C’è un dato che sorprende anche gli entomologi più esperti: nelle aree metropolitane europee con programmi attivi di habitat urbano per impollinatori, la densità di specie di api selvatiche supera ormai quella riscontrata in molte zone agricole intensive circostanti. A Milano, dove dal 2023 sono attivi oltre 40 siti certificati di “green rooftop” con fioriture spontanee guidate, i monitoraggi condotti dal Dipartimento di Scienze Agrarie dell’Università Statale hanno registrato 67 specie distinte di api solitarie — un numero impensabile fino a dieci anni fa nel contesto urbano lombardo.

Il fenomeno non è milanese soltanto. Berlino, Utrecht e Lione hanno progressivamente trasformato fasce di verde residuale — spartitraffico, scarpate ferroviarie, aiuole abbandonate — in corridoi ecologici per gli impollinatori, applicando un principio che la biologia conservazionista conosce bene ma che le amministrazioni comunali hanno a lungo ignorato: la connettività. Non servono grandi parchi. Servono piccole isole di habitat collegate tra loro ogni 300-500 metri, la distanza massima di volo efficiente per la maggior parte delle api solitarie.

La differenza tra un’aiuola decorativa e un habitat funzionale è sottile ma decisiva. Piante come Echium vulgare, Origanum vulgare e le diverse specie di Salvia offrono polline proteico ad alta densità nutrizionale, mentre il terreno nudo o sabbioso esposto al sole è indispensabile per il nidificazione delle specie terricole, che rappresentano circa il 70% delle api selvatiche italiane. Piantare fiori non basta: bisogna ripensare la texture stessa del suolo urbano.
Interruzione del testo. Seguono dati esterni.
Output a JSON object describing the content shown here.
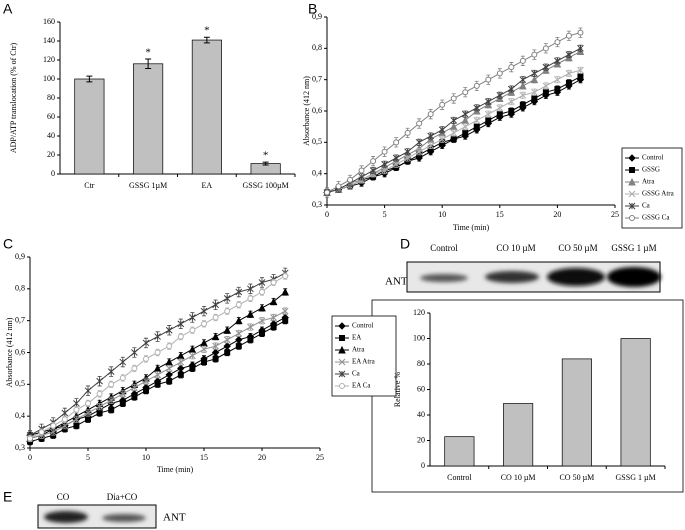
{
  "panels": [
    "A",
    "B",
    "C",
    "D",
    "E"
  ],
  "blot_d": {
    "lanes": [
      "Control",
      "CO 10 µM",
      "CO 50 µM",
      "GSSG 1 µM"
    ],
    "label": "ANT"
  },
  "blot_e": {
    "lanes": [
      "CO",
      "Dia+CO"
    ],
    "label": "ANT"
  },
  "chart_data": [
    {
      "type": "bar",
      "y_label": "ADP/ATP translocation (% of Ctr)",
      "categories": [
        "Ctr",
        "GSSG 1µM",
        "EA",
        "GSSG 100µM"
      ],
      "values": [
        100,
        116,
        141,
        11
      ],
      "errors": [
        3,
        5,
        3,
        1.5
      ],
      "significance": [
        null,
        "*",
        "*",
        "*"
      ],
      "color": "#c0c0c0",
      "ylim": [
        0,
        160
      ],
      "yticks": [
        0,
        20,
        40,
        60,
        80,
        100,
        120,
        140,
        160
      ]
    },
    {
      "type": "line",
      "x_label": "Time (min)",
      "y_label": "Absorbance (412 nm)",
      "x": [
        0,
        1,
        2,
        3,
        4,
        5,
        6,
        7,
        8,
        9,
        10,
        11,
        12,
        13,
        14,
        15,
        16,
        17,
        18,
        19,
        20,
        21,
        22
      ],
      "xlim": [
        0,
        25
      ],
      "xticks": [
        0,
        5,
        10,
        15,
        20,
        25
      ],
      "ylim": [
        0.3,
        0.9
      ],
      "yticks": [
        {
          "value": 0.3,
          "label": "0,3"
        },
        {
          "value": 0.4,
          "label": "0,4"
        },
        {
          "value": 0.5,
          "label": "0,5"
        },
        {
          "value": 0.6,
          "label": "0,6"
        },
        {
          "value": 0.7,
          "label": "0,7"
        },
        {
          "value": 0.8,
          "label": "0,8"
        },
        {
          "value": 0.9,
          "label": "0,9"
        }
      ],
      "series": [
        {
          "name": "Control",
          "color": "#000000",
          "marker": "diamond",
          "error": 0.01,
          "values": [
            0.34,
            0.35,
            0.36,
            0.37,
            0.39,
            0.4,
            0.42,
            0.44,
            0.45,
            0.47,
            0.49,
            0.51,
            0.52,
            0.54,
            0.56,
            0.58,
            0.59,
            0.61,
            0.63,
            0.65,
            0.66,
            0.68,
            0.7
          ]
        },
        {
          "name": "GSSG",
          "color": "#000000",
          "marker": "square",
          "error": 0.01,
          "values": [
            0.34,
            0.35,
            0.36,
            0.38,
            0.39,
            0.41,
            0.42,
            0.44,
            0.46,
            0.48,
            0.5,
            0.51,
            0.53,
            0.55,
            0.57,
            0.59,
            0.6,
            0.62,
            0.64,
            0.66,
            0.67,
            0.69,
            0.71
          ]
        },
        {
          "name": "Atra",
          "color": "#808080",
          "marker": "triangle",
          "error": 0.01,
          "values": [
            0.34,
            0.35,
            0.37,
            0.38,
            0.4,
            0.42,
            0.44,
            0.46,
            0.48,
            0.51,
            0.53,
            0.55,
            0.57,
            0.6,
            0.62,
            0.64,
            0.66,
            0.68,
            0.7,
            0.73,
            0.75,
            0.77,
            0.79
          ]
        },
        {
          "name": "GSSG Atra",
          "color": "#b0b0b0",
          "marker": "x",
          "error": 0.01,
          "values": [
            0.34,
            0.35,
            0.36,
            0.38,
            0.4,
            0.41,
            0.43,
            0.45,
            0.47,
            0.49,
            0.51,
            0.53,
            0.55,
            0.57,
            0.59,
            0.61,
            0.63,
            0.65,
            0.66,
            0.68,
            0.7,
            0.72,
            0.73
          ]
        },
        {
          "name": "Ca",
          "color": "#404040",
          "marker": "star",
          "error": 0.01,
          "values": [
            0.34,
            0.35,
            0.37,
            0.39,
            0.41,
            0.43,
            0.45,
            0.47,
            0.5,
            0.52,
            0.54,
            0.57,
            0.59,
            0.61,
            0.63,
            0.65,
            0.67,
            0.7,
            0.72,
            0.74,
            0.76,
            0.78,
            0.8
          ]
        },
        {
          "name": "GSSG Ca",
          "color": "#808080",
          "marker": "circle",
          "error": 0.015,
          "values": [
            0.34,
            0.36,
            0.38,
            0.41,
            0.44,
            0.47,
            0.5,
            0.53,
            0.56,
            0.59,
            0.62,
            0.64,
            0.66,
            0.68,
            0.7,
            0.72,
            0.74,
            0.76,
            0.78,
            0.8,
            0.82,
            0.84,
            0.85
          ]
        }
      ]
    },
    {
      "type": "line",
      "x_label": "Time (min)",
      "y_label": "Absorbance (412 nm)",
      "x": [
        0,
        1,
        2,
        3,
        4,
        5,
        6,
        7,
        8,
        9,
        10,
        11,
        12,
        13,
        14,
        15,
        16,
        17,
        18,
        19,
        20,
        21,
        22
      ],
      "xlim": [
        0,
        25
      ],
      "xticks": [
        0,
        5,
        10,
        15,
        20,
        25
      ],
      "ylim": [
        0.3,
        0.9
      ],
      "yticks": [
        {
          "value": 0.3,
          "label": "0,3"
        },
        {
          "value": 0.4,
          "label": "0,4"
        },
        {
          "value": 0.5,
          "label": "0,5"
        },
        {
          "value": 0.6,
          "label": "0,6"
        },
        {
          "value": 0.7,
          "label": "0,7"
        },
        {
          "value": 0.8,
          "label": "0,8"
        },
        {
          "value": 0.9,
          "label": "0,9"
        }
      ],
      "series": [
        {
          "name": "Control",
          "color": "#000000",
          "marker": "diamond",
          "error": 0.01,
          "values": [
            0.34,
            0.35,
            0.36,
            0.37,
            0.39,
            0.4,
            0.42,
            0.44,
            0.45,
            0.47,
            0.49,
            0.51,
            0.53,
            0.55,
            0.56,
            0.58,
            0.6,
            0.62,
            0.64,
            0.65,
            0.67,
            0.69,
            0.71
          ]
        },
        {
          "name": "EA",
          "color": "#000000",
          "marker": "square",
          "error": 0.01,
          "values": [
            0.32,
            0.33,
            0.34,
            0.36,
            0.37,
            0.39,
            0.41,
            0.42,
            0.44,
            0.46,
            0.48,
            0.5,
            0.51,
            0.53,
            0.55,
            0.57,
            0.58,
            0.6,
            0.62,
            0.64,
            0.66,
            0.68,
            0.7
          ]
        },
        {
          "name": "Atra",
          "color": "#000000",
          "marker": "triangle",
          "error": 0.01,
          "values": [
            0.33,
            0.34,
            0.36,
            0.38,
            0.4,
            0.42,
            0.44,
            0.46,
            0.48,
            0.5,
            0.52,
            0.55,
            0.57,
            0.59,
            0.61,
            0.63,
            0.65,
            0.67,
            0.7,
            0.72,
            0.74,
            0.76,
            0.79
          ]
        },
        {
          "name": "EA Atra",
          "color": "#909090",
          "marker": "x",
          "error": 0.01,
          "values": [
            0.33,
            0.34,
            0.35,
            0.37,
            0.39,
            0.41,
            0.43,
            0.45,
            0.47,
            0.49,
            0.51,
            0.53,
            0.55,
            0.57,
            0.59,
            0.61,
            0.62,
            0.64,
            0.66,
            0.68,
            0.7,
            0.71,
            0.73
          ]
        },
        {
          "name": "Ca",
          "color": "#404040",
          "marker": "star",
          "error": 0.015,
          "values": [
            0.34,
            0.36,
            0.38,
            0.41,
            0.44,
            0.48,
            0.51,
            0.54,
            0.57,
            0.6,
            0.63,
            0.65,
            0.67,
            0.69,
            0.71,
            0.73,
            0.75,
            0.77,
            0.79,
            0.8,
            0.82,
            0.83,
            0.85
          ]
        },
        {
          "name": "EA Ca",
          "color": "#b0b0b0",
          "marker": "circle",
          "error": 0.01,
          "values": [
            0.33,
            0.35,
            0.37,
            0.39,
            0.42,
            0.44,
            0.47,
            0.5,
            0.52,
            0.55,
            0.58,
            0.6,
            0.62,
            0.65,
            0.67,
            0.69,
            0.71,
            0.73,
            0.75,
            0.77,
            0.79,
            0.82,
            0.84
          ]
        }
      ]
    },
    {
      "type": "bar",
      "y_label": "Relative %",
      "categories": [
        "Control",
        "CO 10 µM",
        "CO 50 µM",
        "GSSG 1 µM"
      ],
      "values": [
        23,
        49,
        84,
        100
      ],
      "color": "#c0c0c0",
      "ylim": [
        0,
        120
      ],
      "yticks": [
        0,
        20,
        40,
        60,
        80,
        100,
        120
      ]
    }
  ]
}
Quello che emerge dalla ricerca più recente — pubblicata nel 2025 su Urban Ecosystems da un consorzio di università italiane e olandesi — è un cambio di paradigma nella progettazione del verde pubblico. La biodiversità urbana degli impollinatori non è un effetto collaterale delle politiche ambientali: è un indicatore precoce della salute ecologica complessiva della città, capace di anticipare di anni il collasso o la resilienza degli ecosistemi periurbani.

Alcuni comuni italiani stanno cominciando a misurarlo seriamente: Bolzano ha inserito l’indice di diversità degli impollinatori urbani tra i parametri del proprio piano verde 2025-2030, primo caso documentato in Italia. È un passo piccolo, ma rappresenta una svolta culturale enorme: finalmente una città che non valuta il proprio verde da quanto è ordinato, ma da quanto è vivo.

Perché una città che sa nutrire le api selvatiche sa, in fondo, ancora prendersi cura di se stessa.